El (¿largo?, no, lo siguiente) pasillo que une las cuatro  estaciones de Passeig de Gràcia (incluida la de Rodalies), un genuino 'corredor de la muerte' del usuario del metro,  es demasiado diabólico como para ser resultado de la maldad humana o de una inteligencia superior volcada en la tortura del ciudadano. Como no podía ser de otra manera, tiene más de chapuza y de descoordinación que de maldad suprema. 

En 1967, unos dos años antes de que se proyectara la estación de Passeig  de Gràcia de la L-4, se construyó un aparcamiento subterráneo de SABA, que se convirtió en una barrera infranqueable que impidió que el enlace entre la línea amarilla y la verde discurriera por el camino más corto. El corredor tuvo que proyectarse en paralelo al párking (con el que comparte las vigas del techo y una de sus paredes) y conectar los extremos más lejanos de ambas estaciones.

El resultado, 260 metros de pasillo opresor, inacabable, de techos bajos y, a partir de primavera hasta bien entrado el otoño, temperaturas insoportables. Una experiencia que el visitante de Barcelona que se mueva en metro no podrá olvidar, aunque la intente evitar. Pero si el viajero tiene suerte, desfilará por el pasillo convertido en una galería de pinturas, fotografías o valientes campañas de publicidad. Un alivio estético del infernal corredor.

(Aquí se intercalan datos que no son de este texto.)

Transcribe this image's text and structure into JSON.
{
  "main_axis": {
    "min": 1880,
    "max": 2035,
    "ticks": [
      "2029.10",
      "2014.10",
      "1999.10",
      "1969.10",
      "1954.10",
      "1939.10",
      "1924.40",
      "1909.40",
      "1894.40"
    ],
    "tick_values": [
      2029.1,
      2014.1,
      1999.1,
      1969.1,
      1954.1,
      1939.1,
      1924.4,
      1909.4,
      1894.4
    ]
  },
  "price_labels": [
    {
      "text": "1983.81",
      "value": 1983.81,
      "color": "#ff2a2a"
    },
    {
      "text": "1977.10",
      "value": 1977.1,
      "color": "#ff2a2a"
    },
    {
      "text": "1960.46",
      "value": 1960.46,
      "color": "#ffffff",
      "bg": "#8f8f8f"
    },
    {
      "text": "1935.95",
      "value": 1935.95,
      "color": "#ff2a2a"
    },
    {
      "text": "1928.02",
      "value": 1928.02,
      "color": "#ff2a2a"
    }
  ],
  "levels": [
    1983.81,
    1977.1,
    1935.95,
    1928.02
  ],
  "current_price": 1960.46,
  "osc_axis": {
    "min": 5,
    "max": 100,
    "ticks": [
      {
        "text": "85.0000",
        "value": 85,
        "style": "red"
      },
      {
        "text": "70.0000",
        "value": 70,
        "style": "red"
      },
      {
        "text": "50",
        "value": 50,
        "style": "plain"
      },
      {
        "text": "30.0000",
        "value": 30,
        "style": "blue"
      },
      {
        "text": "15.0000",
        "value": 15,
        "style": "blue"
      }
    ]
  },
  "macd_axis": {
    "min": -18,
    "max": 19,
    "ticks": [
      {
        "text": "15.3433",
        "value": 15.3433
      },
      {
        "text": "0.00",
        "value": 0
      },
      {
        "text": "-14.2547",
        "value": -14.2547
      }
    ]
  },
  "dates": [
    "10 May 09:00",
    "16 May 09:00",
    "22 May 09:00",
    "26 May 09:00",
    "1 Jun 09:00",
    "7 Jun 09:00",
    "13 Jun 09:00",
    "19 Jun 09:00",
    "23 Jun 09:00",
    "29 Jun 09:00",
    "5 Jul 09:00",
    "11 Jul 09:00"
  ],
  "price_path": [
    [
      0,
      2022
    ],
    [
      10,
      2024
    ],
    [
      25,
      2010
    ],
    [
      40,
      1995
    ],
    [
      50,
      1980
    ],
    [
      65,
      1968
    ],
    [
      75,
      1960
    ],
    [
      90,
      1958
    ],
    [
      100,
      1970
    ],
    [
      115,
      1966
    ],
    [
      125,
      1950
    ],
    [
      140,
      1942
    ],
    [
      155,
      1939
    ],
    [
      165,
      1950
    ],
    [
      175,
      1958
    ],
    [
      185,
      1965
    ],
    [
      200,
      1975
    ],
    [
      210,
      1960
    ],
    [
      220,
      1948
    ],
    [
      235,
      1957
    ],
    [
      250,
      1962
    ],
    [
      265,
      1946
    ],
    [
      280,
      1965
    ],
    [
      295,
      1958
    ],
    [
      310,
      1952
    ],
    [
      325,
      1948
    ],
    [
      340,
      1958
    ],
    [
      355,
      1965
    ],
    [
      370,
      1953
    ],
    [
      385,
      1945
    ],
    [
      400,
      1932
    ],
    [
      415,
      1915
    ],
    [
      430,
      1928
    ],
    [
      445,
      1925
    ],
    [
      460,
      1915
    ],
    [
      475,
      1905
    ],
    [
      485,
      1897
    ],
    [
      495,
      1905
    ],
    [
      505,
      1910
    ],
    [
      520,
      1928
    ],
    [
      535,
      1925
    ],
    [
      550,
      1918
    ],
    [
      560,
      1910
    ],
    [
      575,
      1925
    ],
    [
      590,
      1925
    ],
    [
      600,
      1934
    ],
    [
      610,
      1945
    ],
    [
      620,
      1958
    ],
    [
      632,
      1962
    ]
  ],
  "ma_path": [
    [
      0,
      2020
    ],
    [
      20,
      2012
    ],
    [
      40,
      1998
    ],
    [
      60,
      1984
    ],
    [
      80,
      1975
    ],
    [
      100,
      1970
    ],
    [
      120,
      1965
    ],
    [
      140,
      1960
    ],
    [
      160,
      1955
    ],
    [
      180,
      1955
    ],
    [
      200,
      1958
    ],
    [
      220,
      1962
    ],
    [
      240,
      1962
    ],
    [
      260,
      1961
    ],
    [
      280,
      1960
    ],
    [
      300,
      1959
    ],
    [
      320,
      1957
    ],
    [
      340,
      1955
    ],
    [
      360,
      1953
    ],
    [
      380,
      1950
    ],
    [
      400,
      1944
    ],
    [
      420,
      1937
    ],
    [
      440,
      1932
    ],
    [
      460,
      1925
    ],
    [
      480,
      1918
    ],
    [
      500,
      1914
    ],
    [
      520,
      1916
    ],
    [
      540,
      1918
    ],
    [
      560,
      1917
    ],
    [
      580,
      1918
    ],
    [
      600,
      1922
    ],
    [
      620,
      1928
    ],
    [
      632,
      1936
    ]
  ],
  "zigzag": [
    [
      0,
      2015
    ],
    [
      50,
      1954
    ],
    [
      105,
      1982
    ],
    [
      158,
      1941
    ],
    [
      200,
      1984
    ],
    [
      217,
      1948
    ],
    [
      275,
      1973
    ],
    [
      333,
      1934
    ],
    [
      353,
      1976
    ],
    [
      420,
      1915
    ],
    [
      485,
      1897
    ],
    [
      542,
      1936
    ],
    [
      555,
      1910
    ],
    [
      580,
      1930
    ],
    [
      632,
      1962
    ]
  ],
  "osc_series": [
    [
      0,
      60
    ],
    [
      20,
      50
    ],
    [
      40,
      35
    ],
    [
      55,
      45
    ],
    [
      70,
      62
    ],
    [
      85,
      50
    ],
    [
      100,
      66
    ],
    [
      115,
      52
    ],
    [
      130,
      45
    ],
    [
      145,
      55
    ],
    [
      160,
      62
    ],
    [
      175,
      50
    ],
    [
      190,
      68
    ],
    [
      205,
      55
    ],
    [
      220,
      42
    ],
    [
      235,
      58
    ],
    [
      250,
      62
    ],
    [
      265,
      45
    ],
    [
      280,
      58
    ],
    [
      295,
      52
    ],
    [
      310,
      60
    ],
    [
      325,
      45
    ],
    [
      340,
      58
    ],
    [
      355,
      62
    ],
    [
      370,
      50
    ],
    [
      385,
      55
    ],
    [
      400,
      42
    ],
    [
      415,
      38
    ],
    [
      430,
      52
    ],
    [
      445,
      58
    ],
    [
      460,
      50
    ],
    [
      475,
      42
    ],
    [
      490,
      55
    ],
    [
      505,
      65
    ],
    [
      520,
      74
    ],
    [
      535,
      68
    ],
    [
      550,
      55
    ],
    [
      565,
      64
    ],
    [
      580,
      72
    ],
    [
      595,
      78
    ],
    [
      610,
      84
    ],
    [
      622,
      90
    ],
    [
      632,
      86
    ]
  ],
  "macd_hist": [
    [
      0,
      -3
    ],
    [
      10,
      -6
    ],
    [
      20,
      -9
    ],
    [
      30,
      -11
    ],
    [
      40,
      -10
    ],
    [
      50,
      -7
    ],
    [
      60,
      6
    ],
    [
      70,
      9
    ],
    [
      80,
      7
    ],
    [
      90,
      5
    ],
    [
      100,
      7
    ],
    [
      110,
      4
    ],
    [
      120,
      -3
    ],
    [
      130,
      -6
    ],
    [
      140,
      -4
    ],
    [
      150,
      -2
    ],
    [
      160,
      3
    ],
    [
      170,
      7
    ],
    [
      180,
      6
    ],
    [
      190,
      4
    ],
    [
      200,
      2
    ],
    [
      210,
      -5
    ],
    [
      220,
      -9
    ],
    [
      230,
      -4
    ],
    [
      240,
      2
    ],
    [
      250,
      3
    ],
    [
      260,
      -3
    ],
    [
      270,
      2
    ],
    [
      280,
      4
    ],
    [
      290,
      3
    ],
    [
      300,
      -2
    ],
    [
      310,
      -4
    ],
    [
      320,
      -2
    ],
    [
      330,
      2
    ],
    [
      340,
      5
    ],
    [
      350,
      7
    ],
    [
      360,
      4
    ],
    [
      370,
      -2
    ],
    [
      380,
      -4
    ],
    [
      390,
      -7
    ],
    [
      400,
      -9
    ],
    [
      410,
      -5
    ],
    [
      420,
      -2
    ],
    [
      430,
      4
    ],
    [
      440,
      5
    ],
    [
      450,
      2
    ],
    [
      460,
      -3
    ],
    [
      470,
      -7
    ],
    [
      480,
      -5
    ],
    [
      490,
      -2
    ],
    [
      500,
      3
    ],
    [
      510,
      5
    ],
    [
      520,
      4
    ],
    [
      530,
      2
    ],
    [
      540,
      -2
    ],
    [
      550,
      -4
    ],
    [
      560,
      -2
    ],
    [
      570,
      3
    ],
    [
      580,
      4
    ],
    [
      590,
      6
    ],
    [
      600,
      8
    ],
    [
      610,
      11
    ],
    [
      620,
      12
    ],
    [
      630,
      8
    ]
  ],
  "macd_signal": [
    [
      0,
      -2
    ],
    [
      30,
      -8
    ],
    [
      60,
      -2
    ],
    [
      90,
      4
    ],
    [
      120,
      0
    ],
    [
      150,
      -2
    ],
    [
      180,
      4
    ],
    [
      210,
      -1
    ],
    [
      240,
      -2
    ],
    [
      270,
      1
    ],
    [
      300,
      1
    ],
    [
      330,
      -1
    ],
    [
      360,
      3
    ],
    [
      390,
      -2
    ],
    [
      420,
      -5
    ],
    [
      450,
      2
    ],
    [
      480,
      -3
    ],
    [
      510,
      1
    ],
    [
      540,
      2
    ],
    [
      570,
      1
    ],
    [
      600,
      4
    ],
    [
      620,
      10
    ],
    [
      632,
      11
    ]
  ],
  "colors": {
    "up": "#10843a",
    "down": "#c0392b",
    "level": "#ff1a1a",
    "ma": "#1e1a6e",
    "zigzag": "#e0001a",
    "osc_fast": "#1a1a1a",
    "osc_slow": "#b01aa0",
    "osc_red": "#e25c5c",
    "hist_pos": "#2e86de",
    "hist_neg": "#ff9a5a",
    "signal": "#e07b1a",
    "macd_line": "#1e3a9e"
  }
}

Y para quien quiera enlazar con la Renfe para subirse a un tren de Rodalies o de algunos regionales, la estación ferroviaria es el remate final. El viajero, esta vez cargado a menudo de su correspondiente equipaje para ir al aeropuerto, la playa o la montaña, se encuentra con un larguísimo andén con algo que alguien osó denominar asientos. Un horno subterráneo con dos meras barras para reposar el trasero. Un digno final del corredor de la muerte de Passeig de Gràcia.

Más transbordos infernales

Hay más transbordos infernales, pero, francamente, no le llegan a la suela del zapato. El de Plaça de Sants (entre las líneas 1 y 5), muy largo también, al menos ofrece el consuelo del cambio de dirección y de altura. Ligeros rompepiernas que al menos engañan al viajero, que no cae en la hipnótica obsesión de su hermano de paseo de Gràcia. Sants Estació (L-3, L-5 y Renfe) es como intentar subir Montjuïc corriendo: crees que estás en la cima, pero, taimado, siempre te espera un repechón más. Agotador.

Exigir que los transbordos del transporte público subterráneo sean como los de Paral·lel (L-3 y L-2, casi como teletransportarse con la máquina de 'Star Trek'), Gorg (L-2, L-10 y Trambesòs) o Trinitat Nova (L-3, L-4 y L-11) sería pedir demasiado. Planificación, coordinación y respeto al usuario. La repanocha, vamos.